Seeing as i didn't have much money to spend on it i bought this. 

BOSS AUDIO SYSTEMS | ENTERTAIN YOURSELF

Well after taking everything apart to check out everything i see i need a dash kit, which i knew that already. So after looking i see what i need is 

Newegg.com - Metra 99-7414 00-06 Nissan Sentra Installation Kit

This will allow the top and bottom to fit, but my one concern here is how to attach the stereo here. The screw holes on the stereo are much smaller compared to the screws on the side of the metal supports. Not to mention on the side of the stereo the holes are at the top on one side and the bottom on the other. Pics below.


----------



## smj999smj (Jan 1, 2006)

Haven't seen a setup like that. I think you should've shopped at Crutchfield.com!


----------



## mike2541 (Aug 23, 2011)

smj999smj said:


> Haven't seen a setup like that. I think you should've shopped at Crutchfield.com!

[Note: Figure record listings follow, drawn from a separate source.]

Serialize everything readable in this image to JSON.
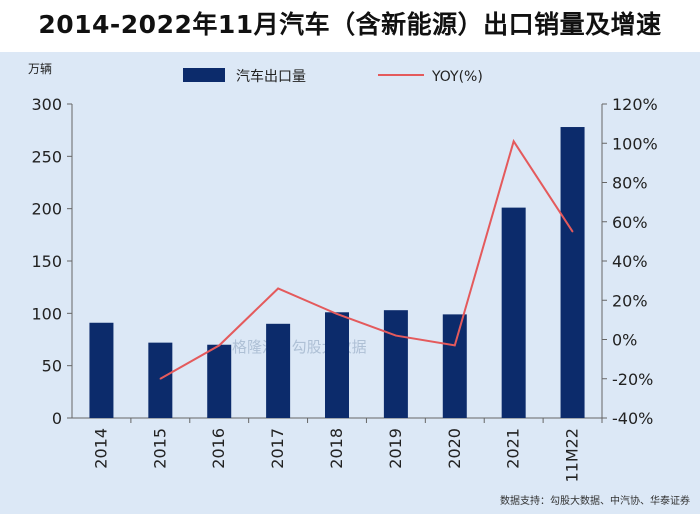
{
  "title": "2014-2022年11月汽车（含新能源）出口销量及增速",
  "chart_data": {
    "type": "bar",
    "categories": [
      "2014",
      "2015",
      "2016",
      "2017",
      "2018",
      "2019",
      "2020",
      "2021",
      "11M22"
    ],
    "series": [
      {
        "name": "汽车出口量",
        "type": "bar",
        "axis": "left",
        "values": [
          91,
          72,
          70,
          90,
          101,
          103,
          99,
          201,
          278
        ]
      },
      {
        "name": "YOY(%)",
        "type": "line",
        "axis": "right",
        "values": [
          null,
          -20,
          -3,
          26,
          13,
          2,
          -3,
          101,
          55
        ]
      }
    ],
    "ylabel_left": "万辆",
    "ylim_left": [
      0,
      300
    ],
    "yticks_left": [
      "0",
      "50",
      "100",
      "150",
      "200",
      "250",
      "300"
    ],
    "ylim_right": [
      -40,
      120
    ],
    "yticks_right": [
      "-40%",
      "-20%",
      "0%",
      "20%",
      "40%",
      "60%",
      "80%",
      "100%",
      "120%"
    ],
    "colors": {
      "bar": "#0c2b6b",
      "line": "#e45a5c",
      "panel": "#dce8f6"
    },
    "legend_position": "top",
    "grid": false,
    "source": "数据支持：勾股大数据、中汽协、华泰证券",
    "watermark": "格隆汇 | 勾股大数据"
  }
}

just for the record the metal bracket looking thing is what the old cd player was attached to. so even shopping there all that wld of changed was the cd player. u look there for the 2000 nissan sentra. it will give u the kit (already ordered being shipped) still doesn't help attaching the radio to the sides unless I would of bought a different radio and even then I dont believe the holes are that big for the side support screws on the STOCK SUPPORRT BRACKET.


----------